I was blindsided. The first message came through as a text from my dad. He referred to himself by his first name and indicated that he needed to talk to me. I called and said “By ‘Frank’ you mean ‘my Dad’”? He sheepishly said yes and then went on to let me know that my brother had just passed away at the age of 50. He tried to explain how things had transpired over the last 2 months. It was interesting as a physician to listen to my father, who has a high school diploma, try to explain medical jargon. On some level, I have to admit that I felt a little guilty as I reflected on the number of times I’d been told by my professors to not use technical language when speaking with family members. I was seeing the receiving end of a grieving father trying to understand and make sense of how his son had died. Ultimately, he asked if I could call the physician who took care of him. I let him know I’d be happy to. I was surprised when the number he gave me turned out to be the cell phone of the last doctor to care for my brother. Another tinge of guilt, I never give out my cell phone to patients, honestly, I couldn’t even imagine. Perhaps this was a unique situation. The physician said he was an internal medicine attending and that he was rounding but would call me back. I later found out that he was a first-year family medicine resident and thought his deception was a little concerning, but it explained the cell phone. He didn’t know any better yet. Once we spoke he told me that Michael had been admitted for intestinal obstruction, transaminitis and jaundice. He was unable to eat and developed ascites. The primary medical team caring for my brother found his disability and inability to speak very challenging and he admitted that it was only late into his hospital course that he realized that Michael could use sign language. I thought about how scared and alone my brother must have felt in his hospital room when my dad wasn’t there. Also, he mentioned that the group home had told him that Michael’s favorite and in fact one could argue most important thing in life was to be able to eat. He had been receiving total parenteral nutrition (TPN) and was unable to take anything by mouth.
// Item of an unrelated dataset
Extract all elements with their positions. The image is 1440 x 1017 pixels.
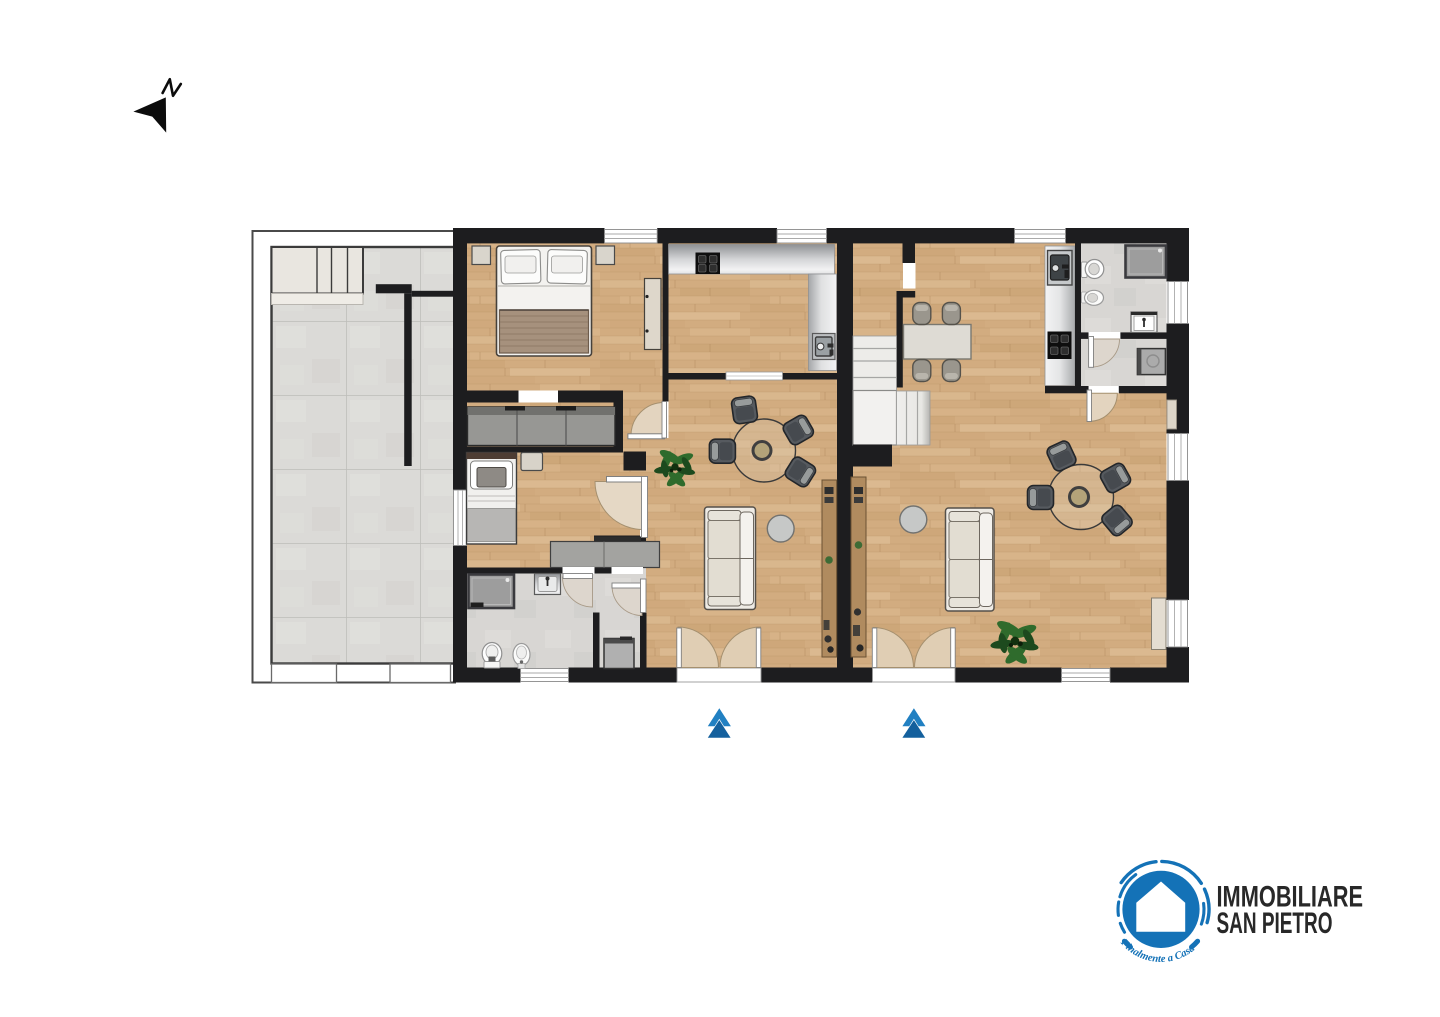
svg-text:SAN PIETRO: SAN PIETRO: [1217, 907, 1333, 940]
Ultimately, he had to undergo a paracentesis to remove fluid from his abdomen and the cells came back positive for cancer, adenocarcinoma.
At that point, the team started to consider palliative care and hospice for my brother. My father being a reasonable and practical man, did not feel that subjecting Michael to any further procedures or treatments would prolong his life in any sort of meaningful way so he wasn’t going to press for heroic interventions. Gastroenterology had been consulted due to the small bowel obstruction, but they could not do any procedures due to the tenuous nature of my brother’s condition. The resident told me that he witnessed an interaction between my brother and my father where my brother asked when he went to heaven, if he could eat. My father responded “Yes, Michael, when you get to Heaven, you can eat”. It was not long after that, Michael closed his eyes and passed away. I pictured him sprinting towards the pearly gates expecting to see Golden Corral on the other side. On some level, Michael’s passing reminded me of the concept in Yogic traditions of “mahāsamādhi”, the act of consciously leaving one’s body. I was relieved to hear that his passing was quite peaceful, it truly seemed as though he knew that he was ready to go and left. There were so many gifts that I was given from my brother, his final gift to me, was grace.